Dividend of Bt0.30/share for 1H24 operations, 1.3% dividend yield. XD is August 22 and payment is September 6. Highlights: · Revenue was Bt695mn, up 28% YoY and 10% QoQ. By service, revenue from SC (51% of revenue) grew 36% YoY and 19% QoQ, driven by rising average revenue per insured person (+37% YoY and +19% QoQ) reflecting more intensive cases, with the number of SC insured persons stable at 212.8K. Revenue from IPD service (25% of revenue) grew 29% YoY and 9% QoQ and revenue from OPD service (24% of revenue) grew 7% YoY but dropped 5% QoQ. · EBITDA margin was 27.8% in 2Q24, down from 28.4% in 2Q23 and 29.9% in 1Q24 due to the extra expense from the lower actual payment for high-cost care (RW>2) and rising staff cost related to new facilities, Rangsi Raksa Rajthanee Hospital in Ayutthaya (opened in Jan 2024) and Ratchathani Nongkhae Hospital in Saraburi (to open in Oct 2024).
Earnings forecast maintained.
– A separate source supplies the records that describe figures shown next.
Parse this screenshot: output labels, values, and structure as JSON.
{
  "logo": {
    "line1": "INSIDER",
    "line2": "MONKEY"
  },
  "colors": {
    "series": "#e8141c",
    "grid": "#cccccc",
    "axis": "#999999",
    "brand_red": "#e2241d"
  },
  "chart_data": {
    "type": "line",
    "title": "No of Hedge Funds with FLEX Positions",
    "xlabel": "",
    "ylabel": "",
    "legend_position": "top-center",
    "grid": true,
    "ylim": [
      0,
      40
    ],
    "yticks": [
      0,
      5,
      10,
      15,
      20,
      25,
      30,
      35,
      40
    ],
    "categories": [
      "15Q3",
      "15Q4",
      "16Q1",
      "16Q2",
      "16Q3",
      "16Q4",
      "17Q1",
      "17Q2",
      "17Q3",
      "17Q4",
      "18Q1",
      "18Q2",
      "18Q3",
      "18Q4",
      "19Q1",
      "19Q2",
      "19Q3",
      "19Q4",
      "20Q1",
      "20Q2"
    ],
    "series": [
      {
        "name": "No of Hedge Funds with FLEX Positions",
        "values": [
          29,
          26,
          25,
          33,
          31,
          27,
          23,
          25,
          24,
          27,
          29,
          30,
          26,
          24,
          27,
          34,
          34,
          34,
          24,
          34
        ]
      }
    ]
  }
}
We revised up our 2024 core earnings by 10% and 2025F by 4% to factor in the beat. In 3Q24, we expect core earnings to be flat YoY but drop QoQ due to the initial cost burden from the new facility, Rajthanee Nongkhae Hospital in Saraburi. The first full year of the new investment will cause a short-term hiccup: we forecast a drop of 3% YoY in core earnings in 2025. We maintain our Neutral rating on RJH with an end-2024 TP of Bt28/share, based on WACC at 6% and long-term growth at 1.5%; the revision has an insignificant effect on our TP.
Risks. Change in SC reimbursement, slower patient traffic and cost burden at new facilities. We see ESG risk as patient safety (S): RJH has adopted a variety of quality assurance systems to provide continuous patient care.